Should you need to reconfigure this use:
dpkg-reconfigure postfix
other aliases are setup in /etc/aliases. You must run newaliases after this is updated for them to take effect.
Verification
It's important to verify the server provisiong before being put into production.
Items to check
- reboot the server/vm, do all services start properly?
- Is the IP address configured on the server on eth0?
- Is the hostname set?
- Is it configured in DNS both forward and reverse?

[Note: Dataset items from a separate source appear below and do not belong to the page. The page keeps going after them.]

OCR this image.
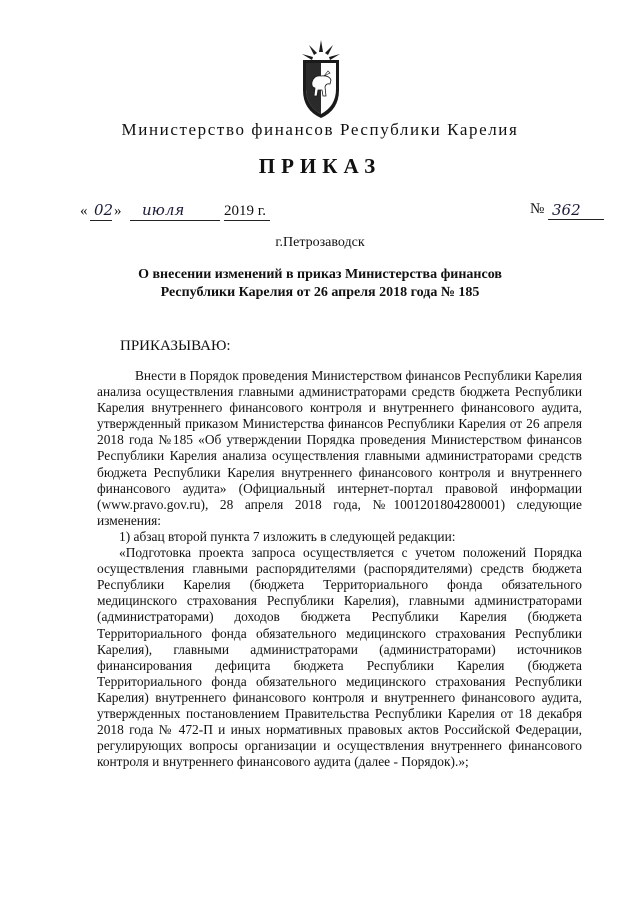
Министерство финансов Республики Карелия
ПРИКАЗ
« 02 » июля	2019 г.	№ 362
г.Петрозаводск
О внесении изменений в приказ Министерства финансов
Республики Карелия от 26 апреля 2018 года № 185
ПРИКАЗЫВАЮ:

Внести в Порядок проведения Министерством финансов Республики Карелия анализа осуществления главными администраторами средств бюджета Республики Карелия внутреннего финансового контроля и внутреннего финансового аудита, утвержденный приказом Министерства финансов Республики Карелия от 26 апреля 2018 года №185 «Об утверждении Порядка проведения Министерством финансов Республики Карелия анализа осуществления главными администраторами средств бюджета Республики Карелия внутреннего финансового контроля и внутреннего финансового аудита» (Официальный интернет-портал правовой информации (www.pravo.gov.ru), 28 апреля 2018 года, №1001201804280001) следующие изменения:

1) абзац второй пункта 7 изложить в следующей редакции:

«Подготовка проекта запроса осуществляется с учетом положений Порядка осуществления главными распорядителями (распорядителями) средств бюджета Республики Карелия (бюджета Территориального фонда обязательного медицинского страхования Республики Карелия), главными администраторами (администраторами) доходов бюджета Республики Карелия (бюджета Территориального фонда обязательного медицинского страхования Республики Карелия), главными администраторами (администраторами) источников финансирования дефицита бюджета Республики Карелия (бюджета Территориального фонда обязательного медицинского страхования Республики Карелия) внутреннего финансового контроля и внутреннего финансового аудита, утвержденных постановлением Правительства Республики Карелия от 18 декабря 2018 года № 472-П и иных нормативных правовых актов Российской Федерации, регулирующих вопросы организации и осуществления внутреннего финансового контроля и внутреннего финансового аудита (далее - Порядок).»;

- Is the firewall active (try netcat on a non-permitted port)
- IPSEC is active
ipsec status
? - Does Screen work in an xterm with scroll back?
- Is the time set via ntp
ntptime
and is the timezone set to UTC? - Is fail2ban working? Make a couple test connections and see if the IP is null routed
ip route show
You may need to check your other services on this server now.
Network Monitoring
It's time to hand off the server to the NMS team. Please ensure SNMP is configured and an IPSEC tunnel is built to nms.allstarlink.org Logging will be sucked up by graylog.
Please ensure it's being watched in librenms by asking on the admin list or in the slack.